The Crime and Courts Act of 2013 was introduced following the phone hacking scandal, even though the vast majority of newspapers like this one were entirely innocent of any wrongdoing. That Act now means not only are we liable to pay exemplary damages if we are found in court to have made a mistake, but a sleeping clause known as Section 40 could be awakened which would force us to pay both sides’ costs even if our journalism is entirely vindicated.
Put simply, any investigation in the public interest could be silenced by those with something to hide because they would know that, no matter how weak their case nor how robust our journalism, we would have to pay their ruinous costs if they tried to take us to court.
Imagine if The Yorkshire Post had in its possession damning irrefutable evidence pertaining to corruption that directly affected you, your family and your neighbourhood but was unable to publish it. Never mind that the story was in the public interest nor that every word of it was true, honest and utterly without bias, this change in the law would deprive you of such truths.
This spectre of state-sponsored free Press suppression is on the horizon because Parliament, its Ministers still nursing their wounds from having had their fingers caught in the public till as part of the Telegraph’s MPs’ expenses scandal, and under the cover of the Leveson Inquiry, hatched a plan without any industry consultation to force all newspapers, good or bad, to sign up to a new form of regulation under a Royal Charter.

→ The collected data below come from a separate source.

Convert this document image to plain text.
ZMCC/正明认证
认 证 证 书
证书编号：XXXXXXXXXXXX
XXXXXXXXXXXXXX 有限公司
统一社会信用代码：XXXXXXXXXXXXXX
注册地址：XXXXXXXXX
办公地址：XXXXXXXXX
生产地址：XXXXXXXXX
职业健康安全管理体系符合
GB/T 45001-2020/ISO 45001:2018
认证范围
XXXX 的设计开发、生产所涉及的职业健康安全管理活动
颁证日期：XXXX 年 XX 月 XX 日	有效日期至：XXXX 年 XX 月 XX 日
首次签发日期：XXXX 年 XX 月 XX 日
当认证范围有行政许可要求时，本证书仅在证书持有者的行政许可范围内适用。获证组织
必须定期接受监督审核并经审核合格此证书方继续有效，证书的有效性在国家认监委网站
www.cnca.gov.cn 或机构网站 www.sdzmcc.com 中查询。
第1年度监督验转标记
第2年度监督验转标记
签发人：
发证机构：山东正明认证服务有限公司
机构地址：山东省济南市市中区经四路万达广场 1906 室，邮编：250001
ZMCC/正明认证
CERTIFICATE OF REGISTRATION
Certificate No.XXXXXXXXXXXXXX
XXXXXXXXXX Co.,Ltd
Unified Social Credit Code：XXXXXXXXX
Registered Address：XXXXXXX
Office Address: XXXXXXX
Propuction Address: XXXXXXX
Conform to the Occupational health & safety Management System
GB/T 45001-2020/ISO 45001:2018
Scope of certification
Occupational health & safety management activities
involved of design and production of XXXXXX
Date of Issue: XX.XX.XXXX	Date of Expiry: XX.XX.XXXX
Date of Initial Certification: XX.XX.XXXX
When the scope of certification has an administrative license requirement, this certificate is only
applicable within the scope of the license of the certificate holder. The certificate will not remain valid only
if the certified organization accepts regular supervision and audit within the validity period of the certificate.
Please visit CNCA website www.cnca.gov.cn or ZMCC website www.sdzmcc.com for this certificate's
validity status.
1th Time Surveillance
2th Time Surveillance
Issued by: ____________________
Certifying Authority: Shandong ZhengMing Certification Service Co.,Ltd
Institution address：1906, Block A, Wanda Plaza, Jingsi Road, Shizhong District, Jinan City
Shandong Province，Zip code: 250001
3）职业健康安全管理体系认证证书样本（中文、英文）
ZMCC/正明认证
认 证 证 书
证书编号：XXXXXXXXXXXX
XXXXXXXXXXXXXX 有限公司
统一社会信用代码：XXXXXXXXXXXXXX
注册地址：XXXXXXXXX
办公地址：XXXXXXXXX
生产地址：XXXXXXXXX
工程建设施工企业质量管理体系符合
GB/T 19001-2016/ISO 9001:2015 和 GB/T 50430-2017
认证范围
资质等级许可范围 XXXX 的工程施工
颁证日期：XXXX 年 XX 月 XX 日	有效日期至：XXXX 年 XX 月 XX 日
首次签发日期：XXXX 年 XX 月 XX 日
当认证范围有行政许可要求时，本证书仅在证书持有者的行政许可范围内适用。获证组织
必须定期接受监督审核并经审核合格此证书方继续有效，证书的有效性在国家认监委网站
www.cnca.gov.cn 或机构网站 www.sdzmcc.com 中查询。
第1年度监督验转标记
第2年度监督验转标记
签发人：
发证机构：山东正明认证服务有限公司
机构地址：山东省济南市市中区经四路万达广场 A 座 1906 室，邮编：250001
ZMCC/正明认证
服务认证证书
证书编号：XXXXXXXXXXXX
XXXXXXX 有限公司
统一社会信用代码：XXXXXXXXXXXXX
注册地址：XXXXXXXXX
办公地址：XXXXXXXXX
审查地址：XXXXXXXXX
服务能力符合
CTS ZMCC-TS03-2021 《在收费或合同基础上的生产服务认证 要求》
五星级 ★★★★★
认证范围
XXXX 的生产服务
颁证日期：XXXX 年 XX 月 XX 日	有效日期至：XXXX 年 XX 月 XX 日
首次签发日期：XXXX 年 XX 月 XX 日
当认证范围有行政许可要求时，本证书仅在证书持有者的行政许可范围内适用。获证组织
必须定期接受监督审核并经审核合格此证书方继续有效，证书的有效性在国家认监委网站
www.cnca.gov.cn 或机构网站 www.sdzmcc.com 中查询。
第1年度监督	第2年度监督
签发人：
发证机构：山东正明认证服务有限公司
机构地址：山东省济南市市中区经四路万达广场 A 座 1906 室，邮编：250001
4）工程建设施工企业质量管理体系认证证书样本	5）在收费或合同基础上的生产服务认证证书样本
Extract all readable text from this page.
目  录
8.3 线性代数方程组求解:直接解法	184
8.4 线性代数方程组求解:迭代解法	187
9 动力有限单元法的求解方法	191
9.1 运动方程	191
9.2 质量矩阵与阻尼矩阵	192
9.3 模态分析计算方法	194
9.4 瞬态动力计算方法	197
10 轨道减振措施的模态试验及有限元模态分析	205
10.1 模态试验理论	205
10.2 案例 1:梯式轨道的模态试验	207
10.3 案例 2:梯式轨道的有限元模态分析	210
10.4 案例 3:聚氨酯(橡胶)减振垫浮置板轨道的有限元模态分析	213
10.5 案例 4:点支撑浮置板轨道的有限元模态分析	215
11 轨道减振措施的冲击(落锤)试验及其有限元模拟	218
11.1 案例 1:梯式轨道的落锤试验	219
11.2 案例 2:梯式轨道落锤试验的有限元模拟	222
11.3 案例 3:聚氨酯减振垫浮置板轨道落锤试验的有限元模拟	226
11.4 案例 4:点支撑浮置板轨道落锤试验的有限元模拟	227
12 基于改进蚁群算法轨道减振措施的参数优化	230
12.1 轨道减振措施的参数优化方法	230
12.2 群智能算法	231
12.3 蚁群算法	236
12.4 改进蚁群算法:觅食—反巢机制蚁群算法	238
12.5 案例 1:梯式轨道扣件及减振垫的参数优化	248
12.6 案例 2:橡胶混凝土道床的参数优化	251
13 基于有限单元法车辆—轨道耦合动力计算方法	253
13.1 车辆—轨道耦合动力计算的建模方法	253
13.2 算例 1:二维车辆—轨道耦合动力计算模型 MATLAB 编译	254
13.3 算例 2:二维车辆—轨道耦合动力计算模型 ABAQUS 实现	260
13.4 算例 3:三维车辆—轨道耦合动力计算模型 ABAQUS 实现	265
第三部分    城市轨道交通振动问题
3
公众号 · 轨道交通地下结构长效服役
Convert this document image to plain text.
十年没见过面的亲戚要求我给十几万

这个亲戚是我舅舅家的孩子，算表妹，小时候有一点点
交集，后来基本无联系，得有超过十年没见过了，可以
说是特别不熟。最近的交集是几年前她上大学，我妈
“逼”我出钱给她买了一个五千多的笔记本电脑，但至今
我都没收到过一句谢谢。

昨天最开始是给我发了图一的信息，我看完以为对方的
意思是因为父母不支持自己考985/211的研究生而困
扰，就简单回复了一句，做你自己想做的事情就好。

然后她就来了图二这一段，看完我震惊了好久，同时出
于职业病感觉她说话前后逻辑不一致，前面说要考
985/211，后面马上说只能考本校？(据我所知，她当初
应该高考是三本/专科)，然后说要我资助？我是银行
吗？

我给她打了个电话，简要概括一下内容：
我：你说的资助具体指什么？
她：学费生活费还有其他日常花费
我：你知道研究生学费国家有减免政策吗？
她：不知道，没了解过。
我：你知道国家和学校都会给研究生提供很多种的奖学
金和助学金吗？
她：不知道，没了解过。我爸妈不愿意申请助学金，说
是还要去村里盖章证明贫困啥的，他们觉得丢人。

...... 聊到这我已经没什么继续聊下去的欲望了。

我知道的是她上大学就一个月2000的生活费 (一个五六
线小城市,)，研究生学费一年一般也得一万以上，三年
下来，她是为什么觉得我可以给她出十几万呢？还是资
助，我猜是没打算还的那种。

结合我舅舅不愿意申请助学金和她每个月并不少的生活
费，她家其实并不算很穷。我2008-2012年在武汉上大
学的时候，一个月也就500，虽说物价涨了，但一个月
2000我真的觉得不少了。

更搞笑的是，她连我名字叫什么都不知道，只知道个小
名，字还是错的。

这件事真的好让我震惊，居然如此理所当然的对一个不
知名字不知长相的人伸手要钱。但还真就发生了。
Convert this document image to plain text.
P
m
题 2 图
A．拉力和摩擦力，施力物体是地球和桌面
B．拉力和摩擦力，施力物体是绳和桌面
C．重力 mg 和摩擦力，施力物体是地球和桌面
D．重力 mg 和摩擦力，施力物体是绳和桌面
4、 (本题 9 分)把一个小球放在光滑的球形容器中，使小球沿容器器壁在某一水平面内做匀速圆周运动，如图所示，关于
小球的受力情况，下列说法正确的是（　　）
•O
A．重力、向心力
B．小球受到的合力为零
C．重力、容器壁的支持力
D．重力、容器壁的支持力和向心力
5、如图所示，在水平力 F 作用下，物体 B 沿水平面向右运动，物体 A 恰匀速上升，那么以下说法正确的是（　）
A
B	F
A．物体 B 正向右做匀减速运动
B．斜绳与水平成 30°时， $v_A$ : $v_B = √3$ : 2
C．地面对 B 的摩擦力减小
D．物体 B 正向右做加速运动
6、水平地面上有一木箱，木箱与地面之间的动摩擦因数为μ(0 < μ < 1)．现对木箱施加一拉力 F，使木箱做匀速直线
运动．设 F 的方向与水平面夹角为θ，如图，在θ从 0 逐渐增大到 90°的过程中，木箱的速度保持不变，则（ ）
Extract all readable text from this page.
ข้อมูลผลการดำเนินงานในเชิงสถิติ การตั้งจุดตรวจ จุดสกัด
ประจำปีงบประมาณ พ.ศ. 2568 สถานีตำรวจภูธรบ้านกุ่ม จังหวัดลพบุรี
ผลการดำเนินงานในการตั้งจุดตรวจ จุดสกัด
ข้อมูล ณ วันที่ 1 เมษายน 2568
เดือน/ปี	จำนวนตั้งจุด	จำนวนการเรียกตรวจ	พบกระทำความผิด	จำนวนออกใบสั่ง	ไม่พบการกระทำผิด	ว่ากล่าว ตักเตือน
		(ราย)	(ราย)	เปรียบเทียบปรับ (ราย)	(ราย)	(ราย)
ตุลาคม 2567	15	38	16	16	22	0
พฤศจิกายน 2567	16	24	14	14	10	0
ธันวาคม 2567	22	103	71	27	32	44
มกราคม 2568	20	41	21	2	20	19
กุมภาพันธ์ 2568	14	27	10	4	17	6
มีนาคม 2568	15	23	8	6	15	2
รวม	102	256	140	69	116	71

Quite apart from the intended consequence that any decent news organisation that seeks to hold decision-makers to account should submit to a state-approved regulatory structure that future Governments could tighten and change, the Royal Charter also imposed potentially pernicious requirements around compensatory arbitration which many regional newspapers simply could not afford (even with a caveat that this might be subsequently reviewed in some cases if the damage was too great).
To force newspapers into signing up to the new system, these punitive clauses were inserted into the Crime and Courts Act, but my plea to you is that you see what anathema this is to what a free and fair Press should be, and act now before it is too late.
It isn’t as if the Press refused to adhere to robust regulation. The industry established its own new regulator, IPSO, which costs the taxpayer not a penny but is run entirely independently of us and holds us very effectively to account.
IPSO is tough, forensic and uncompromising with us, but we support it and the Editors’ Code of Practice which it enforces because we know that sometimes we make genuine mistakes and we must be held to account. This in essence is what we believe Lord Justice Leveson intended.
So I ask that you consider what The Yorkshire Post means to you, and if you value the work we do that you support us in our fight for fearless journalism conducted on your behalf. Yorkshire, your Post and its sister titles around the county need your help.
For the good of public scrutiny and accountability Section 40 must be repealed, and we need you to stand up for investigative journalism in a bid to preserve the future of press freedom and the future of this newspaper’s campaigning reporting
Your last chance to have your say on section 40 will be Tuesday, when the public consultation closes. You must act now to veto this inversion of justice.
You can help by completing an online survey. It doesn’t take long and will make all the difference. Go to www.research.net/r/9WH5LV3 to have your say, as well as writing to your own MP.
Without your support, Section 40 will be implemented, and the journalism you have come to expect from The Yorkshire Post will be changed forever. But if we can have your support as we enter the fray of this battle, it is yet another campaign that together we can win.
n James Mitchinson is editor of The Yorkshire Post.